Guidelines for Reviewers#
Reviewers will be recruited to the Artifact Evaluation Committee (AEC) from the Climate Informatics community (join here) and Turing Environment and Sustainability Grand Challenge community (join here). Please join either (or both!) communities to receive updates on reviewer training opportunities.
Requirements for reviewers#
We require a minimum level of practical experience in climate data science to participate as a reviewer. This ensures that the review process can focus on technical detail rather than computational literacy. Reviewers will be required to evidence their experience through their own software publications.
Expected workload#
Each reviewer will be assigned 2 submissions
There will be a 2-hour on-boarding session to get everyone up to speed
Each review can be expected to take up to 2 working days to complete, spread over the ~5 weeks of the review process, including time spent communicating with the submitting author using HotCRP. We will consider an artifact that takes longer than 2.5 working days to review to be “unreproducible” for the purposes of this review process.
Final reviews should be submitted by Thursday 24 October.
Benefits to reviewers#
Reviewers will benefit from hands-on training in high fidelity computational reproducibility, which we anticipate will support their own development of reproducible research artifacts. Reviewers will be able to reference their contribution as evidence of leadership culture change towards reproducibility, and invited to co-author a retrospective report to be published in Environmental Data Science after the review process is complete. They will be supported by the Climate Informatics Reproducibility team and AEC throughout, thereby strengthening their connections with this highly skilled team.
Evaluation process#
Reviewers will assess the artifacts against a checklists provided for each “badge” level to be awarded.

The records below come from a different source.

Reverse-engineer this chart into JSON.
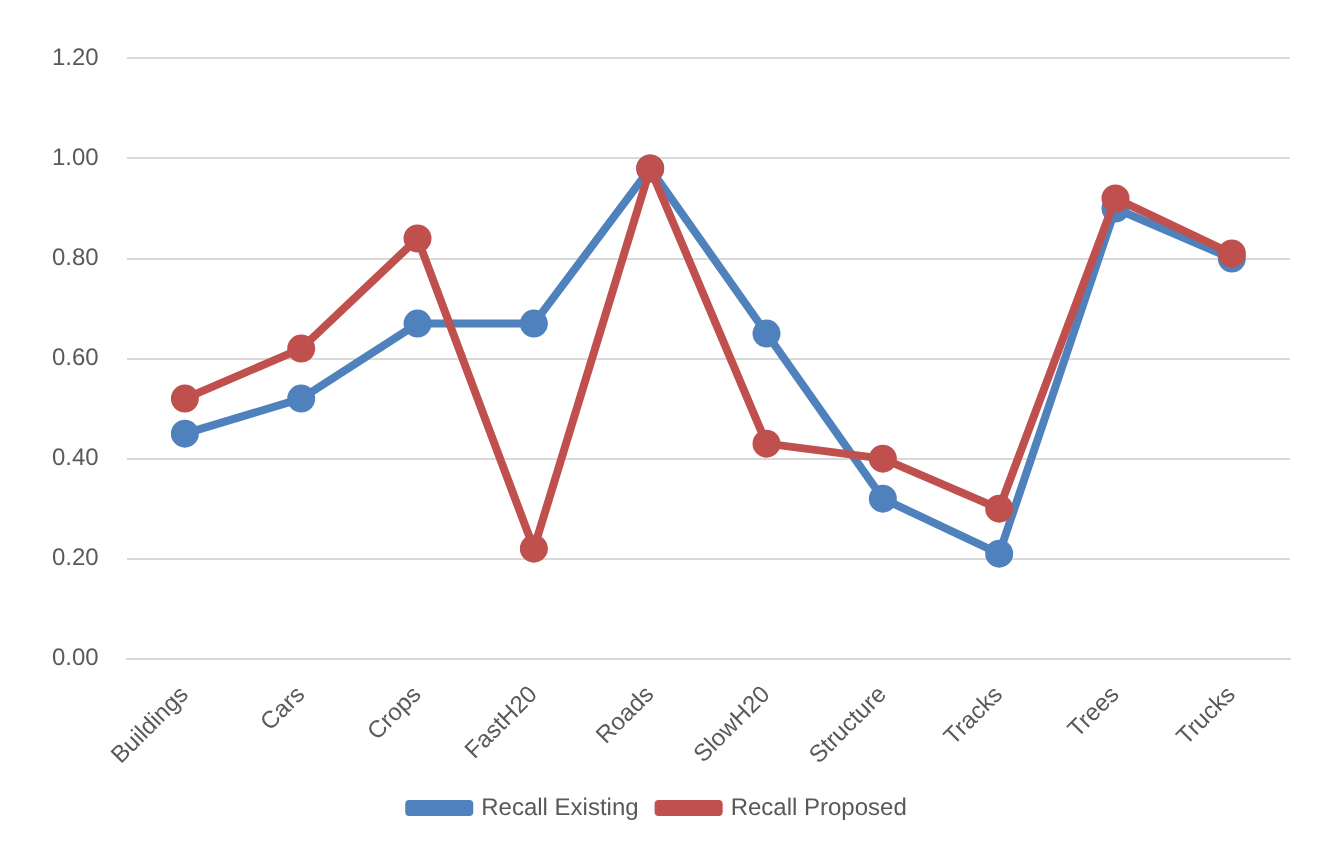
{
  "chart_data": {
    "type": "line",
    "categories": [
      "Buildings",
      "Cars",
      "Crops",
      "FastH20",
      "Roads",
      "SlowH20",
      "Structure",
      "Tracks",
      "Trees",
      "Trucks"
    ],
    "series": [
      {
        "name": "Recall Existing",
        "color": "#4f81bd",
        "values": [
          0.45,
          0.52,
          0.67,
          0.67,
          0.98,
          0.65,
          0.32,
          0.21,
          0.9,
          0.8
        ]
      },
      {
        "name": "Recall Proposed",
        "color": "#c0504d",
        "values": [
          0.52,
          0.62,
          0.84,
          0.22,
          0.98,
          0.43,
          0.4,
          0.3,
          0.92,
          0.81
        ]
      }
    ],
    "ylim": [
      0,
      1.2
    ],
    "yticks": [
      {
        "value": 0,
        "label": "0.00"
      },
      {
        "value": 0.2,
        "label": "0.20"
      },
      {
        "value": 0.4,
        "label": "0.40"
      },
      {
        "value": 0.6,
        "label": "0.60"
      },
      {
        "value": 0.8,
        "label": "0.80"
      },
      {
        "value": 1,
        "label": "1.00"
      },
      {
        "value": 1.2,
        "label": "1.20"
      }
    ],
    "grid": "y",
    "legend": "bottom",
    "marker": "circle",
    "line_style": "solid"
  }
}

For each point, reviewers will be required to briefly note the evidence for this point, anything they have done to validate that point (e.g., what did you need to reproduce a claim), as well as the outcome (negative, neutral, or positive) and a brief reason for their judgment.
Support#
There was a 1-hour informal session on 19th September, 2024 for reviewers who expressed interest in evaluating the submitted artifacts. The recording is available here.
We also organised a panel about reproducibility at CI2024 which provided some motivation and inspiration. The recording is available here.
The artifact chairs are available to ask any questions about the process or to ask advice about preparing the artifact or if any parts of the process are unclear.